BTK Inhibitor Acalabrutinib Supports Patients with Severe Cases of COVID-19

Biopharmaceutical company AstraZeneca (LSE/STO/NYSE: AZN) has announced the publication of a study evaluating the utility of pharmacologic inhibitor of bruton tyrosine kinase (BTK) Calquence (Acalabrutinib) for the treatment of severe cases of COVID-19.

The article, “Inhibition of Bruton tyrosine kinase in patients with severe COVID-19,” was published in the journal Science Immunology and showed that the off-label administration of the drug to 19 hospitalized COVID-19 patients led to improvements in blood oxygenation and reduced levels of systemic markers of inflammation in the majority of the patients.

Executive Vice President of Oncology Research and Development at AstraZeneca José Baselga, MD, PhD, stated, “The science supporting investigation of the use of Calquence in patients with severe COVID-19 is strong. The encouraging preliminary data in this case series has informed the initiation of global phase II trials, notably the CALAVI programme.”

“We look forward to completing recruitment and obtaining data in these trials as soon as possible to further our understanding of what this potential treatment could mean for patients,” Dr. Baselga continued.

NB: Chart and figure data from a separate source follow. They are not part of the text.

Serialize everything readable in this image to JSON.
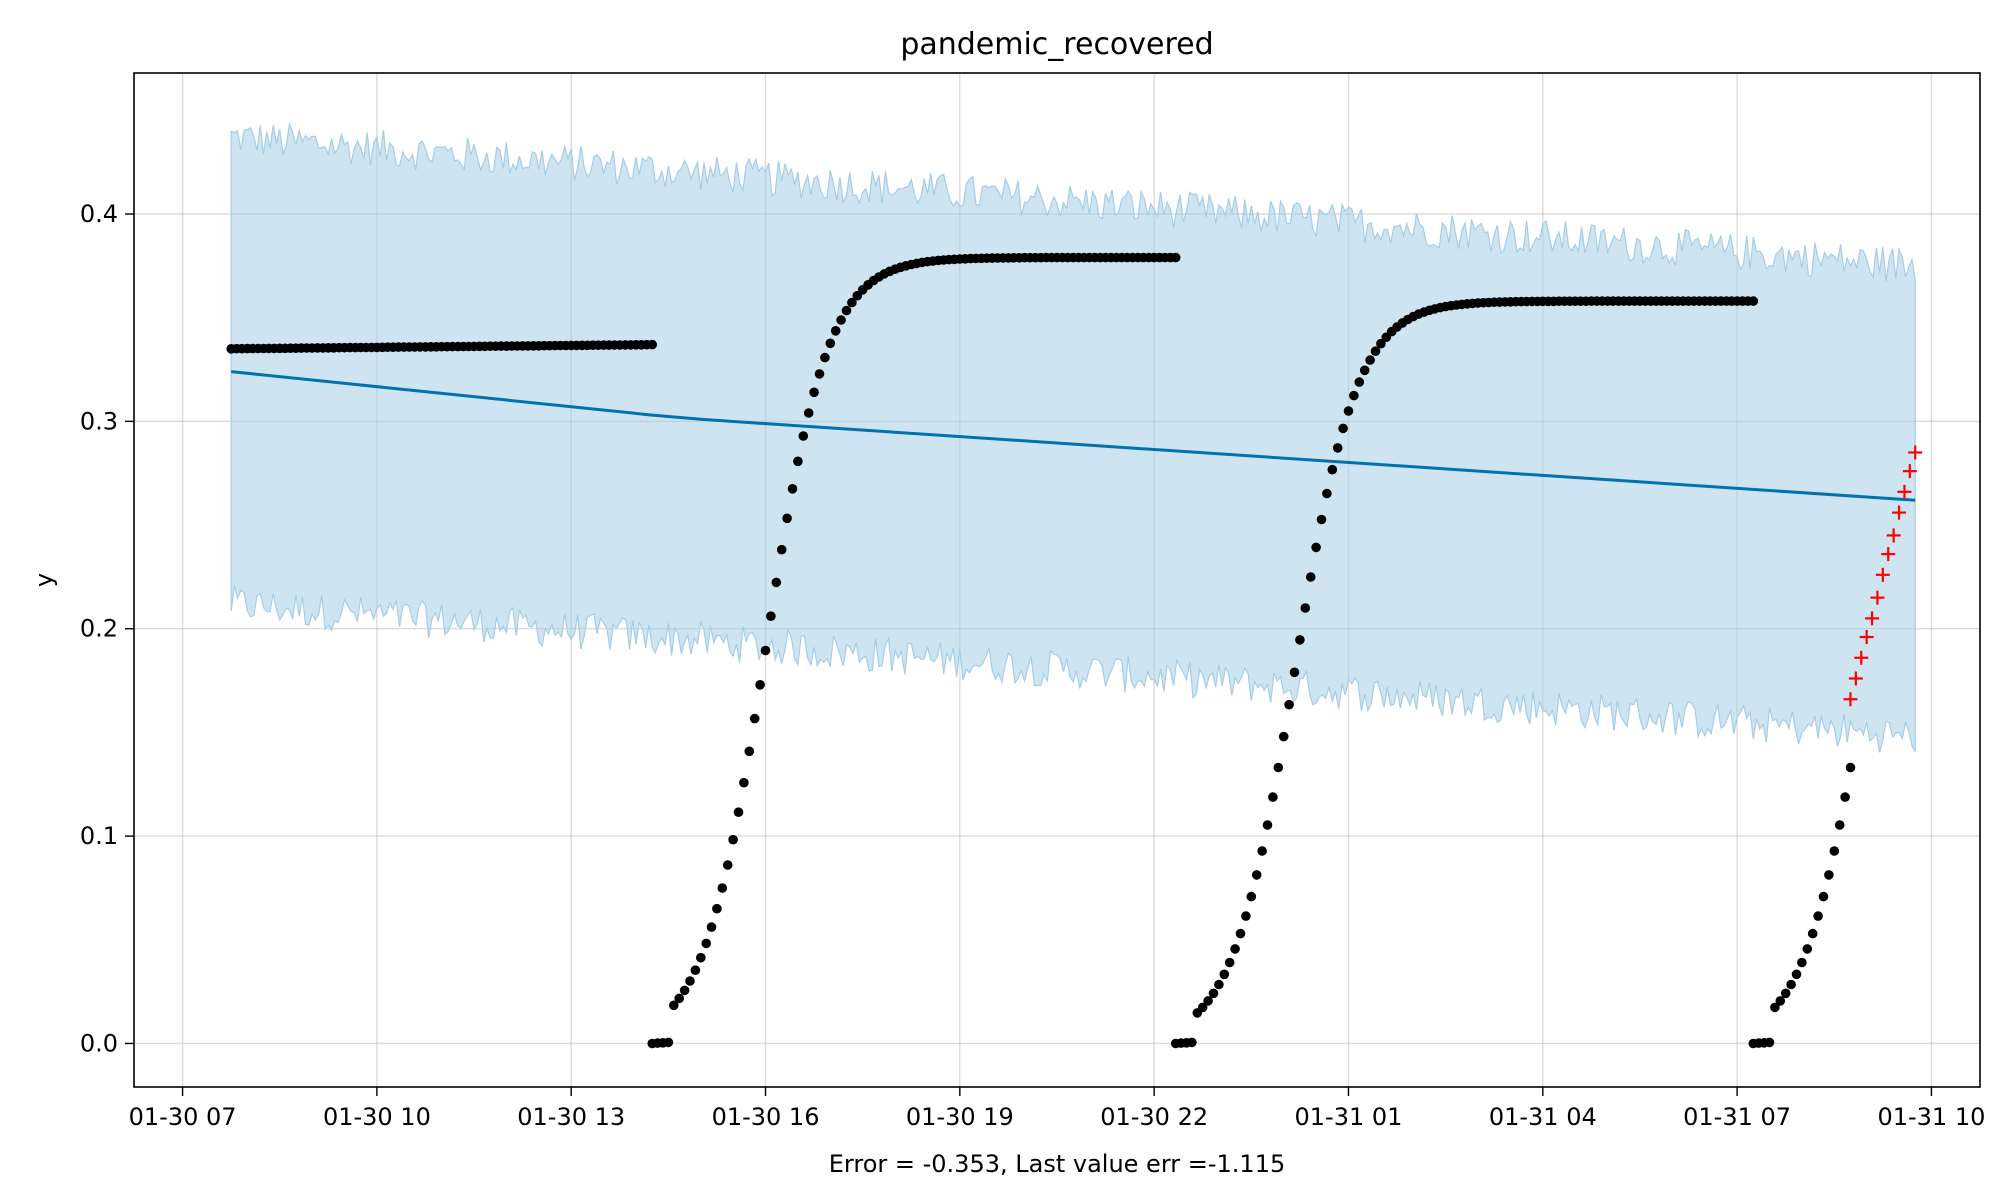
{
  "chart_data": {
    "type": "line",
    "title": "pandemic_recovered",
    "xlabel": "Error = -0.353, Last value err =-1.115",
    "ylabel": "y",
    "x_axis": {
      "kind": "datetime",
      "range": [
        "2020-01-30T06:15:00",
        "2020-01-31T10:45:00"
      ],
      "ticks": [
        "2020-01-30T07:00:00",
        "2020-01-30T10:00:00",
        "2020-01-30T13:00:00",
        "2020-01-30T16:00:00",
        "2020-01-30T19:00:00",
        "2020-01-30T22:00:00",
        "2020-01-31T01:00:00",
        "2020-01-31T04:00:00",
        "2020-01-31T07:00:00",
        "2020-01-31T10:00:00"
      ],
      "tick_labels": [
        "01-30 07",
        "01-30 10",
        "01-30 13",
        "01-30 16",
        "01-30 19",
        "01-30 22",
        "01-31 01",
        "01-31 04",
        "01-31 07",
        "01-31 10"
      ]
    },
    "y_axis": {
      "range": [
        -0.021,
        0.468
      ],
      "ticks": [
        0.0,
        0.1,
        0.2,
        0.3,
        0.4
      ],
      "tick_labels": [
        "0.0",
        "0.1",
        "0.2",
        "0.3",
        "0.4"
      ]
    },
    "grid": true,
    "series": [
      {
        "role": "forecast",
        "kind": "line",
        "color": "#0072b2",
        "x": [
          "2020-01-30T07:45:00",
          "2020-01-30T14:15:00",
          "2020-01-30T15:00:00",
          "2020-01-31T09:45:00"
        ],
        "y": [
          0.324,
          0.303,
          0.301,
          0.262
        ]
      },
      {
        "role": "uncertainty-band",
        "kind": "band",
        "color": "#a6cde6",
        "x_start": "2020-01-30T07:45:00",
        "x_end": "2020-01-31T09:45:00",
        "upper_start": 0.437,
        "upper_end": 0.375,
        "lower_start": 0.212,
        "lower_end": 0.148,
        "noise": 0.009
      },
      {
        "role": "history",
        "kind": "scatter",
        "color": "#000000",
        "segments": [
          {
            "kind": "flat",
            "x_start": "2020-01-30T07:45:00",
            "x_end": "2020-01-30T14:15:00",
            "y_start": 0.335,
            "y_end": 0.337
          },
          {
            "kind": "logistic",
            "x_start": "2020-01-30T14:15:00",
            "x_end": "2020-01-30T22:20:00",
            "plateau": 0.379,
            "midpoint": "2020-01-30T16:00:00",
            "steepness_per_hour": 2.1
          },
          {
            "kind": "logistic",
            "x_start": "2020-01-30T22:20:00",
            "x_end": "2020-01-31T07:15:00",
            "plateau": 0.358,
            "midpoint": "2020-01-31T00:10:00",
            "steepness_per_hour": 2.1
          },
          {
            "kind": "logistic",
            "x_start": "2020-01-31T07:15:00",
            "x_end": "2020-01-31T08:45:00",
            "plateau": 0.358,
            "midpoint": "2020-01-31T09:00:00",
            "steepness_per_hour": 2.1
          }
        ]
      },
      {
        "role": "actual-test",
        "kind": "scatter",
        "marker": "plus",
        "color": "#ff0000",
        "x": [
          "2020-01-31T08:45:00",
          "2020-01-31T08:50:00",
          "2020-01-31T08:55:00",
          "2020-01-31T09:00:00",
          "2020-01-31T09:05:00",
          "2020-01-31T09:10:00",
          "2020-01-31T09:15:00",
          "2020-01-31T09:20:00",
          "2020-01-31T09:25:00",
          "2020-01-31T09:30:00",
          "2020-01-31T09:35:00",
          "2020-01-31T09:40:00",
          "2020-01-31T09:45:00"
        ],
        "y": [
          0.166,
          0.176,
          0.186,
          0.196,
          0.205,
          0.215,
          0.226,
          0.236,
          0.245,
          0.256,
          0.266,
          0.276,
          0.285
        ]
      }
    ]
  }
}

Acalabrutinib is thought to support COVID-19 patients by disrupting the BTK-dependent activation of macrophages in the lungs to mitigate immune hyperactivity and the systemic inflammation (“cytokine storm”) characteristic of severe cases of the disease.

The medication is approved in the United States for the treatment of certain blood-cased cancers including chronic lymphocytic leukaemia (CLL) but has not yet been approved for the treatment of infection by the SARS-CoV-2 virus that causes COVID-19.

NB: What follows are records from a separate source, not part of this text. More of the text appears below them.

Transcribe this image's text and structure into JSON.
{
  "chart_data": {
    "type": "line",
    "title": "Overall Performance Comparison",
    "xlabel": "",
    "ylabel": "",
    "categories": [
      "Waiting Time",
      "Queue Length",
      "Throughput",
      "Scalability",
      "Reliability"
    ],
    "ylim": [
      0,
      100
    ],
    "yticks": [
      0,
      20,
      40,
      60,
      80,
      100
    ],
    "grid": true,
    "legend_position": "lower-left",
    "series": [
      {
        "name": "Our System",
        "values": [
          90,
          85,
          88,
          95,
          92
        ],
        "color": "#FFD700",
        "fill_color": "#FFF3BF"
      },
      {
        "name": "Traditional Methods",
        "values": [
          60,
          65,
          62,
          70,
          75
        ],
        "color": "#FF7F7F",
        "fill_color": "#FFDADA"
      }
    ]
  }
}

BTK regulates the production of pro-inflammatory signaling molecules including TNFa, IL-6, and MCP-1 by lung macrophages. According to the publication, blood monocytes isolated from patients with severe cases of COVID-19 had significantly higher levels of BTK activity and IL-6 production than those extracted from healthy volunteers.

After 10 to 14 days of treatment with Acalabrutinib, 4 out of 8 patients receiving mechanical ventilation were extubated and 8 out of 11 patients treated with supplemental oxygen were “discharged on room air.”